Towards the end of the civil war in north Russia, and after intervening Western forces had departed, the commander of local White forces, General Yevgeny Miller, sent Solovey Budimirovich to Igarka, attempting to source winter food for Arkhangelsk. By 30 January 1920 the ship, with 85 crew and passengers, was trapped in ice 50 nautical miles short of Igarka, and drifting north with ice, eventually into the Kara Sea, a distance of some 1,000 miles. No rescue was organised from Arkhangelsk and, when the Bolsheviks entered Arkhangelsk on 21 February 1920, they found that General Miller had fled to the west on the only available full icebreaker,Kozma Minin. By late March the situation on Solovey Budimirovich was desperate, with coal exhausted and boilers fuelled only with wooden barrels, food very limited, and radio communications cut to weekly, to conserve batteries. At the same time, the new Russian government was seeking help from Britain in the form of the icebreaker Sviatogor which had taken by British forces during the civil war and commissioned into the Royal Navy. It was agreed that Sviatogor would be loaned to the Norwegian Government for a rescue mission, under the leadership of Arctic explorer Otto Sverdrup, which reached the trapped ship on 19 June 1920, by which time she had drifted some 1000 miles in the ice.

==Malygin==

Solovey Budimirovich was renamed Malygin in August 1921. On her maiden voyage, she led the newly-founded Floating Marine Research Institute Plavmornin (now called the Nikolai M. Knipovich Polar Research Institute of Marine Fisheries and Oceanography) to study the Arctic Ocean and adjacent seas, rivers, islands and coastal areas.
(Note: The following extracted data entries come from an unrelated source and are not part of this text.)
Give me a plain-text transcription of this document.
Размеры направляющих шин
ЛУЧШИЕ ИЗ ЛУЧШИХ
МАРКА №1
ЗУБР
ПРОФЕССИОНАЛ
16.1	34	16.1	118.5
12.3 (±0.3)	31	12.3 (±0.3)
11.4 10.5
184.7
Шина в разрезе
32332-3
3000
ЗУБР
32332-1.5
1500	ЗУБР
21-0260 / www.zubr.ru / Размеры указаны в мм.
With other ships, including the icebreaker Krasin in 1928, Malygin took part in the search for the Umberto Nobile's dirigible expedition. On this voyage, Junkers pilot Mikhail Babushkin (Михаил Бабушкин) flew several aerial searches over the Arctic in search of the airship.

In July 1931, Vladimir Wiese led an expedition on Malygin to Franz Josef Land and the northern part of the Kara Sea, with Captain D.T. Chertkhov in command. Other members included technicians (amongst them Umberto Nobile) whose mission was to locate a suitable place for a Soviet floatplane base in Franz Josef Land. During this expedition the German airship Graf Zeppelin made a memorable rendezvous with Malygin at Bukhta Tikhaya on Hooker Island, Franz Josef Land, on July 27, 1931.

On 1 January 1933 she ran aground in Grønfjorden near Barentsburg, Spitzbergen while bound from Murmansk to Barentsburg. Malygin was refloated and towed to Arkhangelsk, where repairs were completed by May 1933.

In 1937-38, she took part in drifting expedition together with icebreakers Sadko (her sister ship, the former Lintrose) and Sedov.

The Malygin sank in a storm near Cape Nizhny, Kamchatka on 27/28 October 1940 with all 98 people on board while returning from a hydrographic expedition. Owing to lack of information about the disaster, Malygin was listed in Lloyd's Register until 1960.